Este modo de llevar a cabo nuestra misión es consecuencia de la elección consciente de dicha misión como un humilde servicio cuya eficacia está en Dios. Es un simple servicio, que exige pobreza y humildad y, de ese modo, realiza en nosotros un proceso de despojo que nos lleva a la cruz. Y, al ser de Dios ese proceso, no podemos pretender controlar o ver su resultado, que, por ser un fruto de la fe, queda escondido en Dios.

Estamos, por tanto, ante la opción de la pobreza y el fracaso frente a la tentación de la orgullosa eficacia que inutiliza nuestra vida y nuestra misión. En definitiva, somos unos «siervos inútiles que hacemos sólo lo que tenemos que hacer» (cf. Lc 17,10).
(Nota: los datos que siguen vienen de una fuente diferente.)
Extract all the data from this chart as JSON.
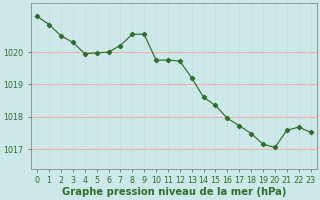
{
  "x": [
    0,
    1,
    2,
    3,
    4,
    5,
    6,
    7,
    8,
    9,
    10,
    11,
    12,
    13,
    14,
    15,
    16,
    17,
    18,
    19,
    20,
    21,
    22,
    23
  ],
  "y": [
    1021.1,
    1020.85,
    1020.5,
    1020.3,
    1019.95,
    1019.97,
    1020.0,
    1020.2,
    1020.55,
    1020.55,
    1019.75,
    1019.75,
    1019.72,
    1019.2,
    1018.6,
    1018.35,
    1017.95,
    1017.72,
    1017.48,
    1017.15,
    1017.05,
    1017.58,
    1017.68,
    1017.52
  ],
  "yticks": [
    1017,
    1018,
    1019,
    1020
  ],
  "xticks": [
    0,
    1,
    2,
    3,
    4,
    5,
    6,
    7,
    8,
    9,
    10,
    11,
    12,
    13,
    14,
    15,
    16,
    17,
    18,
    19,
    20,
    21,
    22,
    23
  ],
  "ylim": [
    1016.4,
    1021.5
  ],
  "xlim": [
    -0.5,
    23.5
  ],
  "line_color": "#2d6e2d",
  "marker": "D",
  "marker_size": 2.2,
  "bg_color": "#cce8e8",
  "hgrid_color": "#ffaaaa",
  "vgrid_color": "#ccdddd",
  "xlabel": "Graphe pression niveau de la mer (hPa)",
  "xlabel_color": "#2d6e2d",
  "tick_color": "#2d6e2d",
  "axis_color": "#888888",
  "tick_fontsize": 5.8,
  "xlabel_fontsize": 7.2,
  "linewidth": 0.85
}
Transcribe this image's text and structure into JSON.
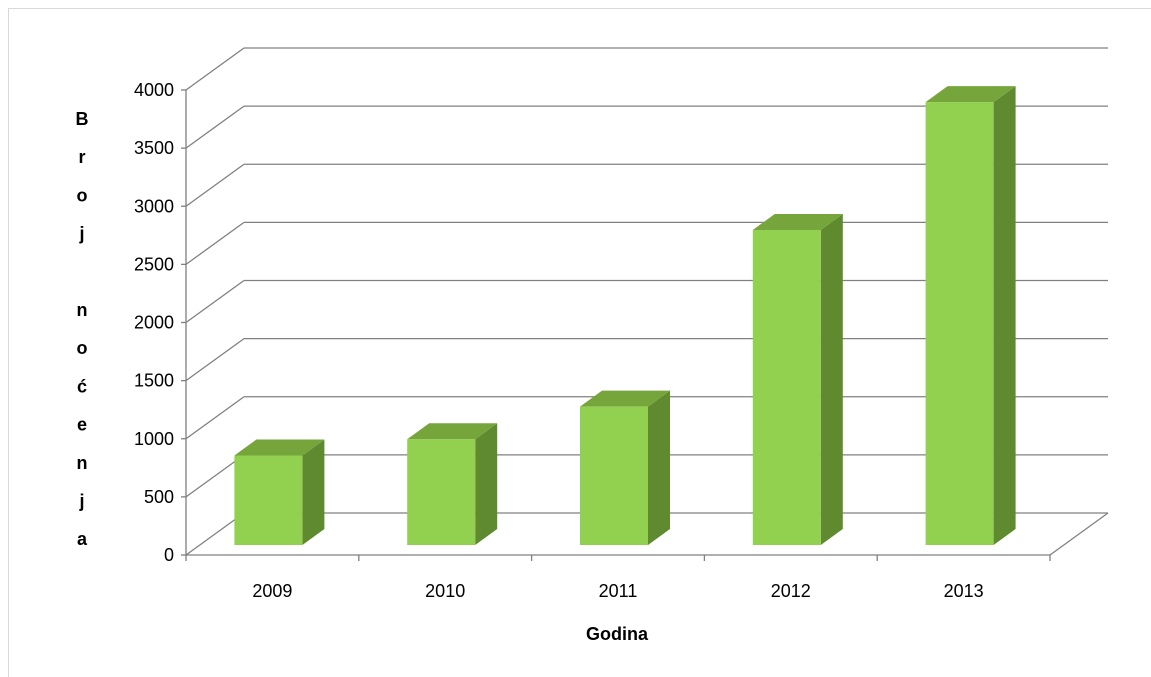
{
  "chart_data": {
    "type": "bar",
    "style": "3d-column",
    "categories": [
      "2009",
      "2010",
      "2011",
      "2012",
      "2013"
    ],
    "values": [
      770,
      910,
      1190,
      2710,
      3810
    ],
    "xlabel": "Godina",
    "ylabel": "Broj noćenja",
    "ylabel_letters": [
      "B",
      "r",
      "o",
      "j",
      "",
      "n",
      "o",
      "ć",
      "e",
      "n",
      "j",
      "a"
    ],
    "ylim": [
      0,
      4000
    ],
    "yticks": [
      "0",
      "500",
      "1000",
      "1500",
      "2000",
      "2500",
      "3000",
      "3500",
      "4000"
    ],
    "grid": true,
    "legend": "none",
    "colors": {
      "bar_front": "#92d050",
      "bar_side": "#5f8a30",
      "bar_top": "#76a53c",
      "grid": "#808080"
    }
  }
}
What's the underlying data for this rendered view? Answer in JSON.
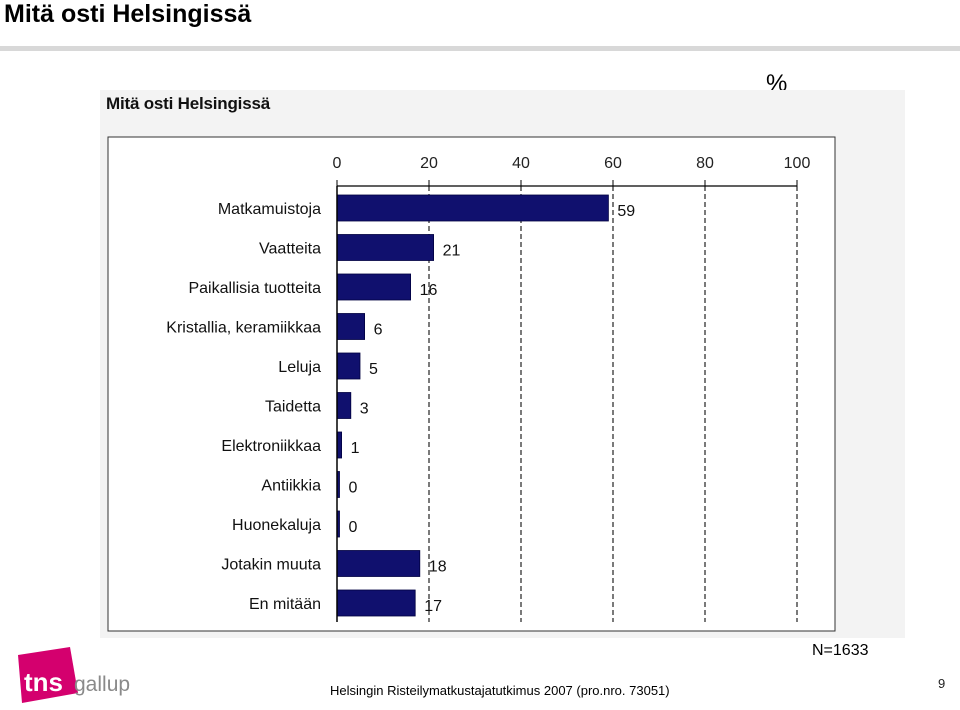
{
  "slide": {
    "title": "Mitä osti Helsingissä",
    "percent_label": "%",
    "n_label": "N=1633",
    "footnote": "Helsingin Risteilymatkustajatutkimus 2007 (pro.nro. 73051)",
    "page_number": "9"
  },
  "logo": {
    "text_main": "tns",
    "text_sub": "gallup",
    "brand_color": "#d4006e"
  },
  "chart_data": {
    "type": "bar",
    "orientation": "horizontal",
    "title": "Mitä osti Helsingissä",
    "categories": [
      "Matkamuistoja",
      "Vaatteita",
      "Paikallisia tuotteita",
      "Kristallia, keramiikkaa",
      "Leluja",
      "Taidetta",
      "Elektroniikkaa",
      "Antiikkia",
      "Huonekaluja",
      "Jotakin muuta",
      "En mitään"
    ],
    "values": [
      59,
      21,
      16,
      6,
      5,
      3,
      1,
      0,
      0,
      18,
      17
    ],
    "xlim": [
      0,
      100
    ],
    "xticks": [
      "0",
      "20",
      "40",
      "60",
      "80",
      "100"
    ],
    "xtick_values": [
      0,
      20,
      40,
      60,
      80,
      100
    ],
    "axis_position": "top",
    "gridlines": "dashed vertical",
    "bar_color": "#10106e"
  }
}
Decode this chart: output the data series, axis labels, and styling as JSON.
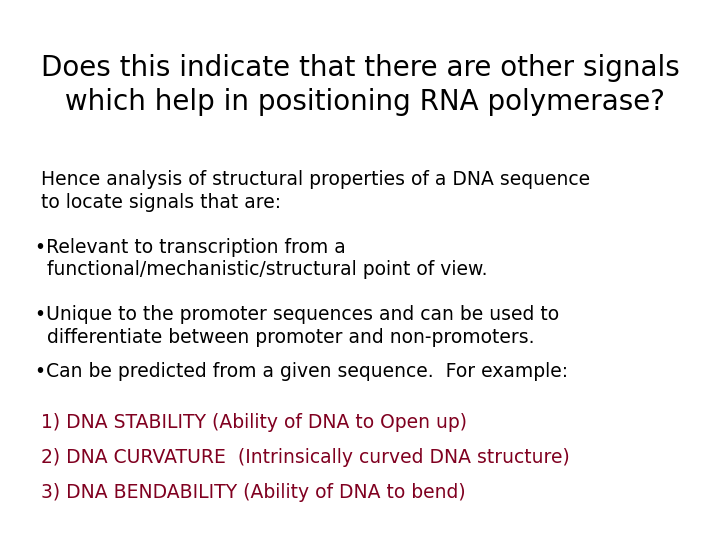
{
  "background_color": "#ffffff",
  "title_line1": "Does this indicate that there are other signals",
  "title_line2": " which help in positioning RNA polymerase?",
  "title_color": "#000000",
  "title_fontsize": 20,
  "body_color": "#000000",
  "body_fontsize": 13.5,
  "red_color": "#800020",
  "red_fontsize": 13.5,
  "line1": "  Hence analysis of structural properties of a DNA sequence",
  "line2": "  to locate signals that are:",
  "bullet1_line1": " •Relevant to transcription from a",
  "bullet1_line2": "   functional/mechanistic/structural point of view.",
  "bullet2_line1": " •Unique to the promoter sequences and can be used to",
  "bullet2_line2": "   differentiate between promoter and non-promoters.",
  "bullet3": " •Can be predicted from a given sequence.  For example:",
  "red1": "  1) DNA STABILITY (Ability of DNA to Open up)",
  "red2": "  2) DNA CURVATURE  (Intrinsically curved DNA structure)",
  "red3": "  3) DNA BENDABILITY (Ability of DNA to bend)"
}
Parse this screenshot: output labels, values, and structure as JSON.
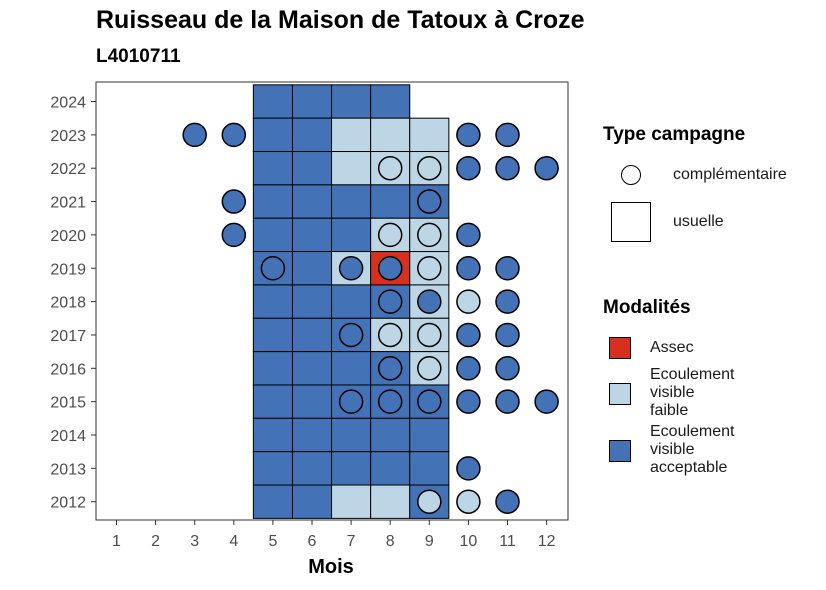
{
  "title": "Ruisseau de la Maison de Tatoux à Croze",
  "subtitle": "L4010711",
  "legend": {
    "type_title": "Type campagne",
    "type_items": [
      {
        "label": "complémentaire",
        "shape": "circle"
      },
      {
        "label": "usuelle",
        "shape": "square"
      }
    ],
    "modalites_title": "Modalités",
    "modalites_items": [
      {
        "label": [
          "Assec"
        ],
        "color": "#d7301f"
      },
      {
        "label": [
          "Ecoulement",
          "visible",
          "faible"
        ],
        "color": "#bcd6e6"
      },
      {
        "label": [
          "Ecoulement",
          "visible",
          "acceptable"
        ],
        "color": "#4373b6"
      }
    ]
  },
  "chart_data": {
    "type": "heatmap",
    "title": "Ruisseau de la Maison de Tatoux à Croze",
    "subtitle": "L4010711",
    "xlabel": "Mois",
    "ylabel": "",
    "x_categories": [
      "1",
      "2",
      "3",
      "4",
      "5",
      "6",
      "7",
      "8",
      "9",
      "10",
      "11",
      "12"
    ],
    "y_categories": [
      "2012",
      "2013",
      "2014",
      "2015",
      "2016",
      "2017",
      "2018",
      "2019",
      "2020",
      "2021",
      "2022",
      "2023",
      "2024"
    ],
    "colors": {
      "A": "#d7301f",
      "F": "#bcd6e6",
      "V": "#4373b6"
    },
    "grid": false,
    "legend_position": "right",
    "usuelle_squares": [
      {
        "year": 2024,
        "month": 5,
        "mod": "V"
      },
      {
        "year": 2024,
        "month": 6,
        "mod": "V"
      },
      {
        "year": 2024,
        "month": 7,
        "mod": "V"
      },
      {
        "year": 2024,
        "month": 8,
        "mod": "V"
      },
      {
        "year": 2023,
        "month": 5,
        "mod": "V"
      },
      {
        "year": 2023,
        "month": 6,
        "mod": "V"
      },
      {
        "year": 2023,
        "month": 7,
        "mod": "F"
      },
      {
        "year": 2023,
        "month": 8,
        "mod": "F"
      },
      {
        "year": 2023,
        "month": 9,
        "mod": "F"
      },
      {
        "year": 2022,
        "month": 5,
        "mod": "V"
      },
      {
        "year": 2022,
        "month": 6,
        "mod": "V"
      },
      {
        "year": 2022,
        "month": 7,
        "mod": "F"
      },
      {
        "year": 2022,
        "month": 8,
        "mod": "F"
      },
      {
        "year": 2022,
        "month": 9,
        "mod": "F"
      },
      {
        "year": 2021,
        "month": 5,
        "mod": "V"
      },
      {
        "year": 2021,
        "month": 6,
        "mod": "V"
      },
      {
        "year": 2021,
        "month": 7,
        "mod": "V"
      },
      {
        "year": 2021,
        "month": 8,
        "mod": "V"
      },
      {
        "year": 2021,
        "month": 9,
        "mod": "V"
      },
      {
        "year": 2020,
        "month": 5,
        "mod": "V"
      },
      {
        "year": 2020,
        "month": 6,
        "mod": "V"
      },
      {
        "year": 2020,
        "month": 7,
        "mod": "V"
      },
      {
        "year": 2020,
        "month": 8,
        "mod": "F"
      },
      {
        "year": 2020,
        "month": 9,
        "mod": "F"
      },
      {
        "year": 2019,
        "month": 5,
        "mod": "V"
      },
      {
        "year": 2019,
        "month": 6,
        "mod": "V"
      },
      {
        "year": 2019,
        "month": 7,
        "mod": "F"
      },
      {
        "year": 2019,
        "month": 8,
        "mod": "A"
      },
      {
        "year": 2019,
        "month": 9,
        "mod": "F"
      },
      {
        "year": 2018,
        "month": 5,
        "mod": "V"
      },
      {
        "year": 2018,
        "month": 6,
        "mod": "V"
      },
      {
        "year": 2018,
        "month": 7,
        "mod": "V"
      },
      {
        "year": 2018,
        "month": 8,
        "mod": "V"
      },
      {
        "year": 2018,
        "month": 9,
        "mod": "F"
      },
      {
        "year": 2017,
        "month": 5,
        "mod": "V"
      },
      {
        "year": 2017,
        "month": 6,
        "mod": "V"
      },
      {
        "year": 2017,
        "month": 7,
        "mod": "V"
      },
      {
        "year": 2017,
        "month": 8,
        "mod": "F"
      },
      {
        "year": 2017,
        "month": 9,
        "mod": "F"
      },
      {
        "year": 2016,
        "month": 5,
        "mod": "V"
      },
      {
        "year": 2016,
        "month": 6,
        "mod": "V"
      },
      {
        "year": 2016,
        "month": 7,
        "mod": "V"
      },
      {
        "year": 2016,
        "month": 8,
        "mod": "V"
      },
      {
        "year": 2016,
        "month": 9,
        "mod": "F"
      },
      {
        "year": 2015,
        "month": 5,
        "mod": "V"
      },
      {
        "year": 2015,
        "month": 6,
        "mod": "V"
      },
      {
        "year": 2015,
        "month": 7,
        "mod": "V"
      },
      {
        "year": 2015,
        "month": 8,
        "mod": "V"
      },
      {
        "year": 2015,
        "month": 9,
        "mod": "V"
      },
      {
        "year": 2014,
        "month": 5,
        "mod": "V"
      },
      {
        "year": 2014,
        "month": 6,
        "mod": "V"
      },
      {
        "year": 2014,
        "month": 7,
        "mod": "V"
      },
      {
        "year": 2014,
        "month": 8,
        "mod": "V"
      },
      {
        "year": 2014,
        "month": 9,
        "mod": "V"
      },
      {
        "year": 2013,
        "month": 5,
        "mod": "V"
      },
      {
        "year": 2013,
        "month": 6,
        "mod": "V"
      },
      {
        "year": 2013,
        "month": 7,
        "mod": "V"
      },
      {
        "year": 2013,
        "month": 8,
        "mod": "V"
      },
      {
        "year": 2013,
        "month": 9,
        "mod": "V"
      },
      {
        "year": 2012,
        "month": 5,
        "mod": "V"
      },
      {
        "year": 2012,
        "month": 6,
        "mod": "V"
      },
      {
        "year": 2012,
        "month": 7,
        "mod": "F"
      },
      {
        "year": 2012,
        "month": 8,
        "mod": "F"
      },
      {
        "year": 2012,
        "month": 9,
        "mod": "V"
      }
    ],
    "complementaire_circles": [
      {
        "year": 2023,
        "month": 3,
        "mod": "V"
      },
      {
        "year": 2023,
        "month": 4,
        "mod": "V"
      },
      {
        "year": 2023,
        "month": 10,
        "mod": "V"
      },
      {
        "year": 2023,
        "month": 11,
        "mod": "V"
      },
      {
        "year": 2022,
        "month": 8,
        "mod": "F"
      },
      {
        "year": 2022,
        "month": 9,
        "mod": "F"
      },
      {
        "year": 2022,
        "month": 10,
        "mod": "V"
      },
      {
        "year": 2022,
        "month": 11,
        "mod": "V"
      },
      {
        "year": 2022,
        "month": 12,
        "mod": "V"
      },
      {
        "year": 2021,
        "month": 4,
        "mod": "V"
      },
      {
        "year": 2021,
        "month": 9,
        "mod": "V"
      },
      {
        "year": 2020,
        "month": 4,
        "mod": "V"
      },
      {
        "year": 2020,
        "month": 8,
        "mod": "F"
      },
      {
        "year": 2020,
        "month": 9,
        "mod": "F"
      },
      {
        "year": 2020,
        "month": 10,
        "mod": "V"
      },
      {
        "year": 2019,
        "month": 5,
        "mod": "V"
      },
      {
        "year": 2019,
        "month": 7,
        "mod": "V"
      },
      {
        "year": 2019,
        "month": 8,
        "mod": "V"
      },
      {
        "year": 2019,
        "month": 9,
        "mod": "F"
      },
      {
        "year": 2019,
        "month": 10,
        "mod": "V"
      },
      {
        "year": 2019,
        "month": 11,
        "mod": "V"
      },
      {
        "year": 2018,
        "month": 8,
        "mod": "V"
      },
      {
        "year": 2018,
        "month": 9,
        "mod": "V"
      },
      {
        "year": 2018,
        "month": 10,
        "mod": "F"
      },
      {
        "year": 2018,
        "month": 11,
        "mod": "V"
      },
      {
        "year": 2017,
        "month": 7,
        "mod": "V"
      },
      {
        "year": 2017,
        "month": 8,
        "mod": "F"
      },
      {
        "year": 2017,
        "month": 9,
        "mod": "F"
      },
      {
        "year": 2017,
        "month": 10,
        "mod": "V"
      },
      {
        "year": 2017,
        "month": 11,
        "mod": "V"
      },
      {
        "year": 2016,
        "month": 8,
        "mod": "V"
      },
      {
        "year": 2016,
        "month": 9,
        "mod": "F"
      },
      {
        "year": 2016,
        "month": 10,
        "mod": "V"
      },
      {
        "year": 2016,
        "month": 11,
        "mod": "V"
      },
      {
        "year": 2015,
        "month": 7,
        "mod": "V"
      },
      {
        "year": 2015,
        "month": 8,
        "mod": "V"
      },
      {
        "year": 2015,
        "month": 9,
        "mod": "V"
      },
      {
        "year": 2015,
        "month": 10,
        "mod": "V"
      },
      {
        "year": 2015,
        "month": 11,
        "mod": "V"
      },
      {
        "year": 2015,
        "month": 12,
        "mod": "V"
      },
      {
        "year": 2013,
        "month": 10,
        "mod": "V"
      },
      {
        "year": 2012,
        "month": 9,
        "mod": "F"
      },
      {
        "year": 2012,
        "month": 10,
        "mod": "F"
      },
      {
        "year": 2012,
        "month": 11,
        "mod": "V"
      }
    ]
  }
}
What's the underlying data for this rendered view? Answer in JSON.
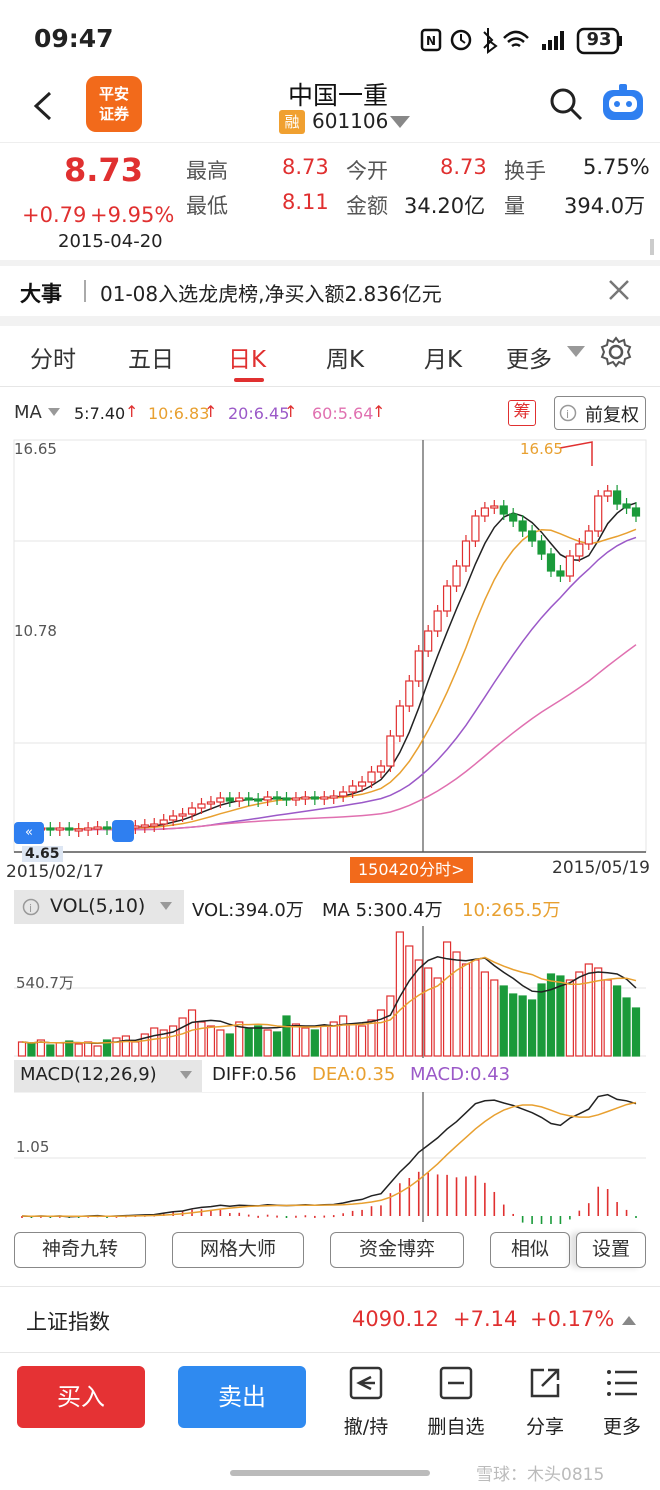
{
  "status": {
    "time": "09:47",
    "battery": "93"
  },
  "header": {
    "logo_text": "平安证券",
    "stock_name": "中国一重",
    "rong_badge": "融",
    "stock_code": "601106"
  },
  "quote": {
    "price": "8.73",
    "change": "+0.79",
    "change_pct": "+9.95%",
    "date": "2015-04-20",
    "high_label": "最高",
    "high": "8.73",
    "low_label": "最低",
    "low": "8.11",
    "open_label": "今开",
    "open": "8.73",
    "amount_label": "金额",
    "amount": "34.20亿",
    "turnover_label": "换手",
    "turnover": "5.75%",
    "volume_label": "量",
    "volume": "394.0万"
  },
  "event": {
    "label": "大事",
    "text": "01-08入选龙虎榜,净买入额2.836亿元"
  },
  "tabs": [
    "分时",
    "五日",
    "日K",
    "周K",
    "月K",
    "更多"
  ],
  "active_tab": "日K",
  "ma_bar": {
    "label": "MA",
    "ma5": "5:7.40",
    "ma10": "10:6.83",
    "ma20": "20:6.45",
    "ma60": "60:5.64",
    "chou_badge": "筹",
    "fuquan": "前复权"
  },
  "chart_data": {
    "type": "candlestick",
    "price_axis_labels": [
      "16.65",
      "10.78",
      "4.65"
    ],
    "ylim": [
      4.65,
      16.65
    ],
    "start_date": "2015/02/17",
    "end_date": "2015/05/19",
    "max_label": "16.65",
    "cursor_label": "150420分时>",
    "cursor_date": "2015-04-20",
    "colors": {
      "up": "#e03030",
      "down": "#1a9a3a",
      "ma5": "#222222",
      "ma10": "#e8a030",
      "ma20": "#9b59c8",
      "ma60": "#e070b0"
    }
  },
  "volume_panel": {
    "label": "VOL(5,10)",
    "vol": "VOL:394.0万",
    "ma5": "MA 5:300.4万",
    "ma10": "10:265.5万",
    "axis_label": "540.7万"
  },
  "macd_panel": {
    "label": "MACD(12,26,9)",
    "diff": "DIFF:0.56",
    "dea": "DEA:0.35",
    "macd": "MACD:0.43",
    "axis_label": "1.05"
  },
  "tools": [
    "神奇九转",
    "网格大师",
    "资金博弈",
    "相似",
    "设置"
  ],
  "index_bar": {
    "name": "上证指数",
    "value": "4090.12",
    "change": "+7.14",
    "pct": "+0.17%"
  },
  "bottom": {
    "buy": "买入",
    "sell": "卖出",
    "cancel": "撤/持",
    "remove": "删自选",
    "share": "分享",
    "more": "更多"
  },
  "watermark": "雪球：木头0815"
}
Y el efecto de esta actitud de humildad en nuestra alma es el crecimiento en el amor, el abandono, la confianza en Dios, la paz y la libertad. Y el fruto en los demás es la gracia de una transformación, normalmente invisible, pero siempre eficaz.

Uno se pregunta qué hacer ante el mundo moderno, uno se hace muchas preguntas. Me dan ganas de responder: no existe solución, existe el Salvador. No hay más que hacer que seguir al Salvador, hacer hoy lo que nos pide hoy, hacer mañana lo que nos pida mañana. Y yo os puedo decir en seguida lo que él hará en primer lugar: salvaros[5].


NOTAS

  1. G. Bernanos, El escándalo de la verdad, en G. Bernanos, Escritos inéditos en torno a la guerra civil española, Granada 2019 (Nuevo inicio), 126-127.G. Bernanos, El escándalo de la verdad, en G. Bernanos, Escritos inéditos en torno a la guerra civil española, Granada 2019 (Nuevo inicio), 126-127.
  2. Cf. San Agustín, Confesiones, IX,8,17; III,11,19; V,7,13.
  3. San Agustín, Confesiones, III,12,21.
  4. Santa Teresa de Jesús, Camino de perfección, 1,2.